Sunday, January 24, 2010

duality of mission

Barbara Franco addresses the inevitable change of museums. From policy to education, she highlights the current trend in public service and the shift from expertise to communication and exploration. However, it is noted that amongst this social relevance and responsiveness to community needs and visitor participation, there still remains a worthwhile definition: Museums both preserve and transmit culture, thus also setting and maintaining cultural standards. Museum policy and mission statements often, "reflect similar tensions that are expressed in variety of juxtapositions" (Franco, p. 9). She further describes it as, "inside versus outside; warehouse of valuable objects versus educational institution; professionalism versus community involvement; formal versus informal; expert role versus public service."

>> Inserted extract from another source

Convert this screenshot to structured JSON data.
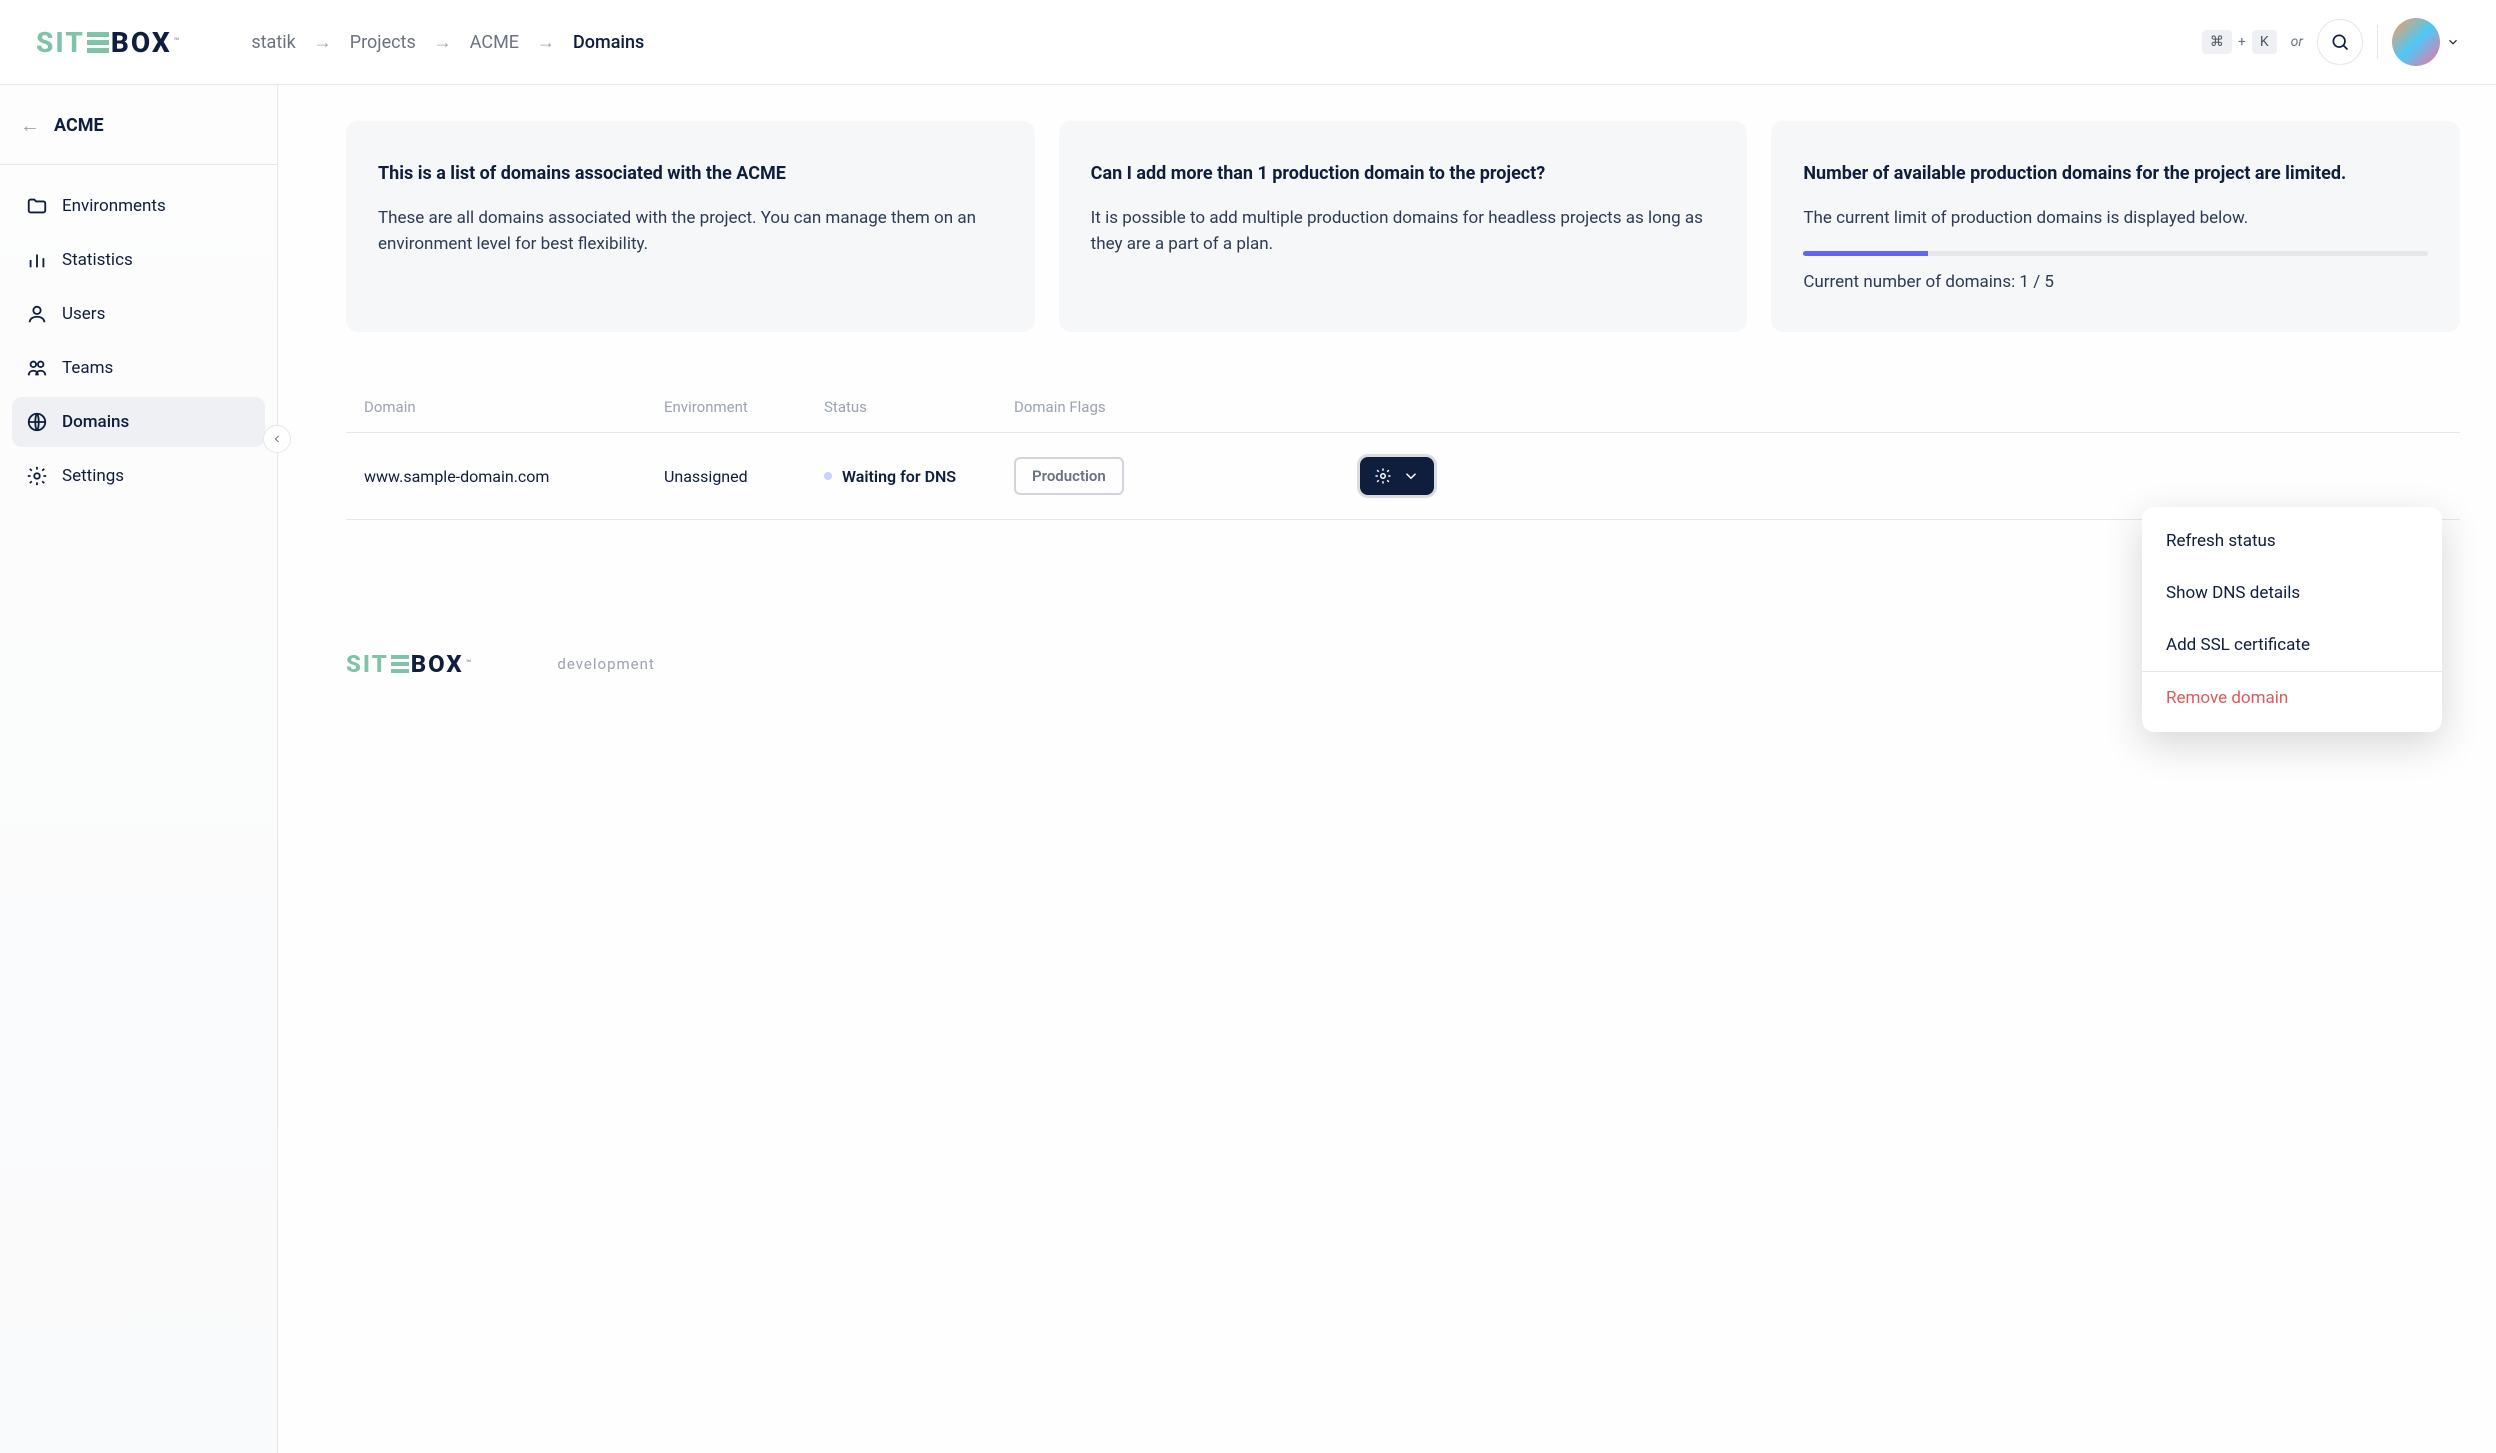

With the significant yet authoritative history of museums and their role in society, I am fully aware of this duality and it's challenges. However, why does one 'side' have to be so distinct from the other? Formal versus informal - the polarity she describes seems constructed and imposing. For instance, how and why would community involvement be in opposition to professionalism? It seems rather condescending. This approach defines museums as the colonizer, with the notion that differences continue to exists and communities can conform to such policies. The non-museum-going-public is treated and marginalized as "the other." "Outside, inside" she says! I'm thinking, oh, come on!

Museum policy needs to under go more than just programmatic additions, inclusive verbatim in their mission statement, and diversifying visitorship. They need complete redefinition and reformation. There shouldn't be competing goals and their shouldn't be any duality in a museum or program's mission (such juxtaposition would contradict and limit the museums goals!)Change the system or everything else is just useless sprinkles of water. Among "a warehouse of valuable objects" there is community-based exhibit here, an outreach project there, a bilingual signage here. Yes those are a great start but those are little tidbits of water - Nothing will grow. Especially in this sonoran desert heat!